A cloud of “dark plasma” erupted from the sun on Sunday and is predicted to make contact with Earth on Wednesday, giving rise to the possibility of a minor geomagnetic storm.
The eruption of material is known as a coronal mass ejection (CME)—a cloud of charged solar gas and magnetic fields. It was launched toward Earth on August 14 from a region of the sun known as AR3076.
Observations from NASA‘s Solar Dynamics Observatory (SDO), seen above, show the moment the CME was launched from the sun’s surface, appearing as a brief dark cloud towards the end of the clip at around 11:30 UT.
Solar activity news site spaceweather.com stated on Monday morning that the “plume of dark plasma” was traveling at over 1.3 million miles per hour. At that speed, it’s expected to take a few days to travel the distance from the sun to the Earth.
CMEs are launched from areas of the sun known as sunspots, which appear to be dark patches on the sun’s surface—though certain NASA footage may also make them appear bright.
The reason sunspots appear different to the surrounding area is because they are located in regions of the sun where magnetic fields are particularly strong—so strong that they prevent heat from reaching the sun’s surface from its core. This makes sunspots cooler than the surrounding area.
When these intense magnetic fields suddenly shift or realign, solar material and radiation are ejected away at high speed. Sunspots can cause CMEs as well as solar flares, which are both examples of space weather.

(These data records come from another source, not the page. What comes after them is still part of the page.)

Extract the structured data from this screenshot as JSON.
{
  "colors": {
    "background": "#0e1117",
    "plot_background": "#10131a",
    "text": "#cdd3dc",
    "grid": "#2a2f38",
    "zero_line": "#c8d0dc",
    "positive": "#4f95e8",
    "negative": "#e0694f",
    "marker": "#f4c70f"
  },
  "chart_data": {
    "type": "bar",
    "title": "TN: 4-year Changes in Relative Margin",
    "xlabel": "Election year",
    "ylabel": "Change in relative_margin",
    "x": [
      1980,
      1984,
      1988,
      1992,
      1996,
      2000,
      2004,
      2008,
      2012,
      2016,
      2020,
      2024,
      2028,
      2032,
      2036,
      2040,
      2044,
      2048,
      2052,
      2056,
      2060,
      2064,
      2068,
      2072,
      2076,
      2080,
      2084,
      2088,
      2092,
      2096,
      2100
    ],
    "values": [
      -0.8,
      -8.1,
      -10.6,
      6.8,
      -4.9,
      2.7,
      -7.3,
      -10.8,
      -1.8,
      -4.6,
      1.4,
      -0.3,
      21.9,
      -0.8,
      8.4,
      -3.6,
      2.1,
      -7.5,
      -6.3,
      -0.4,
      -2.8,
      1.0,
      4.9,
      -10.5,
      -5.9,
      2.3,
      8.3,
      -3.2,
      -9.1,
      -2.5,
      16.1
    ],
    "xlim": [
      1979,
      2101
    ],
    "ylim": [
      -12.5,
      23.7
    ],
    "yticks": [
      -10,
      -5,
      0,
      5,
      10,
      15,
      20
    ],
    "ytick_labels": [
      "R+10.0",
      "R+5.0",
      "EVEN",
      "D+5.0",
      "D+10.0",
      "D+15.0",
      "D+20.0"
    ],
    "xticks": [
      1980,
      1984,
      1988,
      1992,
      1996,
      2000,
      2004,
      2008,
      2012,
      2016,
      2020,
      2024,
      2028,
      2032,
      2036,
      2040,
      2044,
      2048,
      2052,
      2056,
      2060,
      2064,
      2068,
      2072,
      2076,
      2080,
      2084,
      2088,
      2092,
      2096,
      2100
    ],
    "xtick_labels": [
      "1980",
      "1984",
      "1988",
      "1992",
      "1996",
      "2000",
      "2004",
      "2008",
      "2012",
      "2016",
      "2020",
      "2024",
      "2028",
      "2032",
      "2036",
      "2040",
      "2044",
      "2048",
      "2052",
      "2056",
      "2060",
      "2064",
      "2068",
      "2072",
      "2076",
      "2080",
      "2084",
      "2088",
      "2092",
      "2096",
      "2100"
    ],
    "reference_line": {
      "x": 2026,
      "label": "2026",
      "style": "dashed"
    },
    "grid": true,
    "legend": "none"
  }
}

Some CMEs have the potential to cause disruption to modern life due to the effect they have on Earth’s magnetic field. CMEs can also cause electrical disturbances that might affect power grids, cause increased drag on satellites, and even cause auroras to appear in parts of the world where they’re rarely seen. The effects of CMEs on Earth are referred to as geomagnetic storms.
The U.S. National Oceanic and Atmospheric Administration’s (NOAA) Space Weather Prediction Center (SWPC) said in an alert on Sunday that the expected arrival of Wednesday’s CME should only cause a minor geomagnetic storm.
The potential effects include weak power grid fluctuations, a minor impact on satellite operations, and possibly auroras that may be visible in U.S. states like northern Michigan and Maine.
The SWPC has predicted that the storm will be a G1-class storm—the mildest possible score on the geomagnetic storm scale, which goes up to G5. G1 space weather storms are common, sometimes occurring multiple times a month. For most people on Earth, their effects aren’t noticeable.
G5 storms, on the other hand, have the potential to cause the complete collapse of some power grid systems, disruption to high frequency radio communications for days, and auroras in states as far south as Florida and southern Texas. Such storms are rare.